The videos of one of my favorite theme park influencers, the vlogger Mr. Morrow, who meticulously and enthusiastically shows his alcoholic drink choices and consumption, would probably have to be cut by one third.
⚫️ Guns or ammunition. Where to start? Pirates, of course, who brandish and shoot guns throughout their ride, a ride that actually puts guests in the middle of a cannonball battle. But there's simulated gunplay throughout the parks, including at the "Frontierland Shootin' Arcade," which actually puts a "replica .54 caliber Hawkins buffalo rifle" in the hands of children.
⚫️ Violence, fighting, or war. The biggest recent investment the Disney company has made in their theme parks has been the $2 billion it spent creating new areas that are named for a movie franchise that has the word "war" right in its name: Star Wars. These are huge "lands" devoted to immersing guests in an ongoing interstellar war, including simulated battles and very lucrative sales of toy lightsaber weapons. So influencers wouldn't be able to even enter these lands without running afoul of the rules.

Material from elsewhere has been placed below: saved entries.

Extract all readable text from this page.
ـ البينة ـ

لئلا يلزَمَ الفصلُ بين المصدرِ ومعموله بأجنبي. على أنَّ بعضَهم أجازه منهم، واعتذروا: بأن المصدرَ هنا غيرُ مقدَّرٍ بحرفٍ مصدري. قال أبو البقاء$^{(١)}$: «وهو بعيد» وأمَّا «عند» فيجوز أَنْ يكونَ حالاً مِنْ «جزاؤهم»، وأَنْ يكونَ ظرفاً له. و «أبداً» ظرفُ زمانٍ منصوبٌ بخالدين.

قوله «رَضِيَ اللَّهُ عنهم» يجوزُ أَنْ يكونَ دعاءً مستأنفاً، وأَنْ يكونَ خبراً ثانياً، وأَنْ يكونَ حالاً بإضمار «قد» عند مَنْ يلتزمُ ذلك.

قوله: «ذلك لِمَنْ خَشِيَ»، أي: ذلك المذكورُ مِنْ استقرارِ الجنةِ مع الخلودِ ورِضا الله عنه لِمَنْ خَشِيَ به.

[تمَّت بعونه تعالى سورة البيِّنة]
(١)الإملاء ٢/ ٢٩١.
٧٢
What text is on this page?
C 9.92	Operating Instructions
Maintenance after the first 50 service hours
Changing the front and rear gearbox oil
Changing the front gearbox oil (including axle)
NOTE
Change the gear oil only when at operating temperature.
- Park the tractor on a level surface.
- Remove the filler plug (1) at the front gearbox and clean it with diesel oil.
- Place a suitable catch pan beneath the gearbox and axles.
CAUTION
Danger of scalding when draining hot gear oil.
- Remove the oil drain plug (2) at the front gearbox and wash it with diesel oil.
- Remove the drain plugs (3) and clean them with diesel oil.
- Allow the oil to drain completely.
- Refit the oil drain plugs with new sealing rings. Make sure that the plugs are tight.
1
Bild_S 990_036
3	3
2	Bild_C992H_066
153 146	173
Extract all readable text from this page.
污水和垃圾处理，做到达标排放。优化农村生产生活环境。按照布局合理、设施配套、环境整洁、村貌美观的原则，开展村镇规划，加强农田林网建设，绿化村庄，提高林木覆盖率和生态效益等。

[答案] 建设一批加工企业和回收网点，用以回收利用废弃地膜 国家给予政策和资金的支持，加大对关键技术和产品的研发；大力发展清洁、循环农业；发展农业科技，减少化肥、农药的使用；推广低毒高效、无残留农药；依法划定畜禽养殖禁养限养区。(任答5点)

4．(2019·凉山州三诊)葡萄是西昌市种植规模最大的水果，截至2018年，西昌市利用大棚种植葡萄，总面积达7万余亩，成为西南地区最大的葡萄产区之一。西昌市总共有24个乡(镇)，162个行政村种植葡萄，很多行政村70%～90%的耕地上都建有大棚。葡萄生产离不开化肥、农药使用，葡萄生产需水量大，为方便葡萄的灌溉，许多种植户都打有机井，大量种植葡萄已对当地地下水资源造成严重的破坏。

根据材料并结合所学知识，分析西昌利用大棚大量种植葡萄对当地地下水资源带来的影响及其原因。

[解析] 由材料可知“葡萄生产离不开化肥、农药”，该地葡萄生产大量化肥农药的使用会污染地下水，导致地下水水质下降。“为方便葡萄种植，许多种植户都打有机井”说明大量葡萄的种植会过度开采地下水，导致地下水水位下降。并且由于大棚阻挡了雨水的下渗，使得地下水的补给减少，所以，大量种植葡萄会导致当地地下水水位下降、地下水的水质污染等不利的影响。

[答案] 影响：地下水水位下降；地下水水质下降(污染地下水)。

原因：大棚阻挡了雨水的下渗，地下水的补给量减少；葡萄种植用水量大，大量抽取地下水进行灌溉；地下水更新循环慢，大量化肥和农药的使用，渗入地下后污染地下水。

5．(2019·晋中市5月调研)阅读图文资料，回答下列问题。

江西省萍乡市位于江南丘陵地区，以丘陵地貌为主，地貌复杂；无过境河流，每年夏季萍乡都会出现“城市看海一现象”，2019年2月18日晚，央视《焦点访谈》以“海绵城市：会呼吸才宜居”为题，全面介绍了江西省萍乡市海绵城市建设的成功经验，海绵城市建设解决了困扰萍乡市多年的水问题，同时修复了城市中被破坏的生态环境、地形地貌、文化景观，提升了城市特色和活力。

But just about every Disney property and ride includes physical conflict. Just to take a couple of kiddie rides: The Snow White ride includes a poisoning and a fight between seven dwarves and a witch; and "Peter Pan's Flight" features a sword/knife fight. And on and on.
And then there are the pirates.
⚫️ Politics, social issues, activism, or advocacy. This means that influencers can't inject politics or social issues into their content, but how can they avoid that in this age when, for example, just the existence of gay people is a hot political and social issue in Disney World's home state of Florida?
And of course, the Disney theme parks are full of political and social issues. For example, the "Hall of Presidents" attraction includes a presentation on slavery and the Civil War, somehow now a controversial political topic. The "Pandora – The World of Avatar" land is all about ecological conservation, anti-colonialism, and the rights of indigenous peoples.
And in June, Disney theme parks sell rainbow-themed merch for Pride Month. Are influencers prohibited from talking about or showing that?
There are other prohibited categories that are vague, or omnipresent in the parks, or both, like "A parody of current or past Disney creative, story, or character," "Creative that could frighten or upset young children or their parents" (most of all the parks, including, most notably and directly, "The Haunted Mansion"), "Illegal or unethical content," and "Sensationalism."
But the bottom line is that for influencers to follow these rules, they'd pretty much have to stay home or only visit, film, show, and write/talk about "The Many Adventures of Winnie the Pooh" and the Dumbo ride.
Oh, wait! On the ride, Winnie has a (toy) gun!
And in the movie, Dumbo learned how to fly because he got drunk on champagne!